NEW YORK—The U.S. Department of Labor on Dec. 11 finalized a rule requiring pension funds to vote on shareholder proposals only when there is an economic reason, a change that would curb investors from casting their ballots on many corporate proxies.
The new rule is the latest from the Trump administration targeting investments focusing on environmental, social, and governance (ESG) factors.
Last month, the Department of Labor finalized a rule clarifying that pensions must put retirees’ financial interests first when allocating investments, rather than other concerns such as climate change or racial justice.

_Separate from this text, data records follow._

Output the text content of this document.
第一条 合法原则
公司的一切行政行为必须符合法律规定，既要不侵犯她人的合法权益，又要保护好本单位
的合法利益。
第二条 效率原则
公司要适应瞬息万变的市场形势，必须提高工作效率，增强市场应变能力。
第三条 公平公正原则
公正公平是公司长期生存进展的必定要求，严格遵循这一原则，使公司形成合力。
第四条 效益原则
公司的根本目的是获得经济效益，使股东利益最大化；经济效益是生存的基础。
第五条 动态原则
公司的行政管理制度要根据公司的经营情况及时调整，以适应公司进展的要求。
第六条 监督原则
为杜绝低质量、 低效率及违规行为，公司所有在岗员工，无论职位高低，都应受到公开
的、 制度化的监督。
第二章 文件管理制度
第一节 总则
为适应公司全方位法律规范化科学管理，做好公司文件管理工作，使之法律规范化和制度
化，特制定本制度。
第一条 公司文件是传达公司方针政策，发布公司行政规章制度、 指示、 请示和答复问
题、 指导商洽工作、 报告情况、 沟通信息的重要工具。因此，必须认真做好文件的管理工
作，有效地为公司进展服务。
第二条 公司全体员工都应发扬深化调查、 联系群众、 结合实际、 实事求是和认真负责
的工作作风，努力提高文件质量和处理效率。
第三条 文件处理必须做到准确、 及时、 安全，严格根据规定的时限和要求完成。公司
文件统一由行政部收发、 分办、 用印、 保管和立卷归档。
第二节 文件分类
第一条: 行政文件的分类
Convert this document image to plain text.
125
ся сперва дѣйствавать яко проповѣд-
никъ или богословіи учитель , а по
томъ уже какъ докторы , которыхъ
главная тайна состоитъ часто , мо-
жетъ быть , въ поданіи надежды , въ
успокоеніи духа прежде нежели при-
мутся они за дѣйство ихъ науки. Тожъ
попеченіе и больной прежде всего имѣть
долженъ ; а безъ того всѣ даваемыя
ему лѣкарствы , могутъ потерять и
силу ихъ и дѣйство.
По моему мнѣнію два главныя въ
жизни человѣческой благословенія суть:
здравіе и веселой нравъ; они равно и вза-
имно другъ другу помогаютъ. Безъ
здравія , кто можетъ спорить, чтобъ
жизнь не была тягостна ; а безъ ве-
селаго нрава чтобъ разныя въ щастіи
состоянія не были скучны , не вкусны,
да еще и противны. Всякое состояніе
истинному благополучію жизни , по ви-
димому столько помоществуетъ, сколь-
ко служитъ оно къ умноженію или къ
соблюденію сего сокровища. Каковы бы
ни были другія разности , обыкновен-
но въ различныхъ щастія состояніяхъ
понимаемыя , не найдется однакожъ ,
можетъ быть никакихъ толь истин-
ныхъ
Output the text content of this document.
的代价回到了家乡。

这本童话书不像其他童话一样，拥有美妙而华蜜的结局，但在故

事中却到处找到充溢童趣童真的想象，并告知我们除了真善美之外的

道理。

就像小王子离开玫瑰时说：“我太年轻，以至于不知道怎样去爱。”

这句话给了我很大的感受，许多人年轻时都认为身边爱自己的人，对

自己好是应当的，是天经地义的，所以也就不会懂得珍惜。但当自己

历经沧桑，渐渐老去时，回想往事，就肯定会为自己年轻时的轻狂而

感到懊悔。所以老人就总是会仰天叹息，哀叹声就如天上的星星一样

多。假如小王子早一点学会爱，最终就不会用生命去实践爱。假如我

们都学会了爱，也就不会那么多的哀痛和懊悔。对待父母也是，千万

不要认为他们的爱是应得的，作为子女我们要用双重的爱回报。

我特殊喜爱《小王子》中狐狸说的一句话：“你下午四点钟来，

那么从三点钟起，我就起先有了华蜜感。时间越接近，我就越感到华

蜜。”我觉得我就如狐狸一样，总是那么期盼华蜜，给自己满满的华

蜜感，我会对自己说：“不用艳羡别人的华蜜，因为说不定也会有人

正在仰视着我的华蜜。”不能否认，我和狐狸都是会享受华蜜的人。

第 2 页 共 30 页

The rule “makes clear” that pension fund managers don’t have to vote every corporate proxy, said Jeanne Klinefelter Wilson, acting assistant secretary at the Department of Labor, on a Dec. 11 call.
“This rule sets appropriate guidelines … to ensure that fiduciaries keep their eyes focused on the financial interest” of pension fund beneficiaries, Klinefelter Wilson said.
The Department of Labor’s move to rein in voting comes as shareholder initiatives on topics such as climate change have gained more backing.
Legislators are already gearing up to try to overturn the rules in January. U.S. Sen. Tammy Baldwin (D-Wis.) on Dec. 11 announced proposed legislation that would reverse it and give additional control to workers in how the shares in their retirement plans are voted.
Her office in prepared materials stated, “It is clear that the Department of Labor wrote this rule to prevent workers from using their voices to influence public companies.”
Senior Department of Labor officials said that the rule was substantially changed from the proposal in August to a more “principles-based approach” aimed to reduce the cost burden for fund managers.
Tom Quaadman, an executive at the U.S. Chamber of Commerce, applauded the rule, saying it will “ensure proxy voting follows a transparent and unconflicted process.”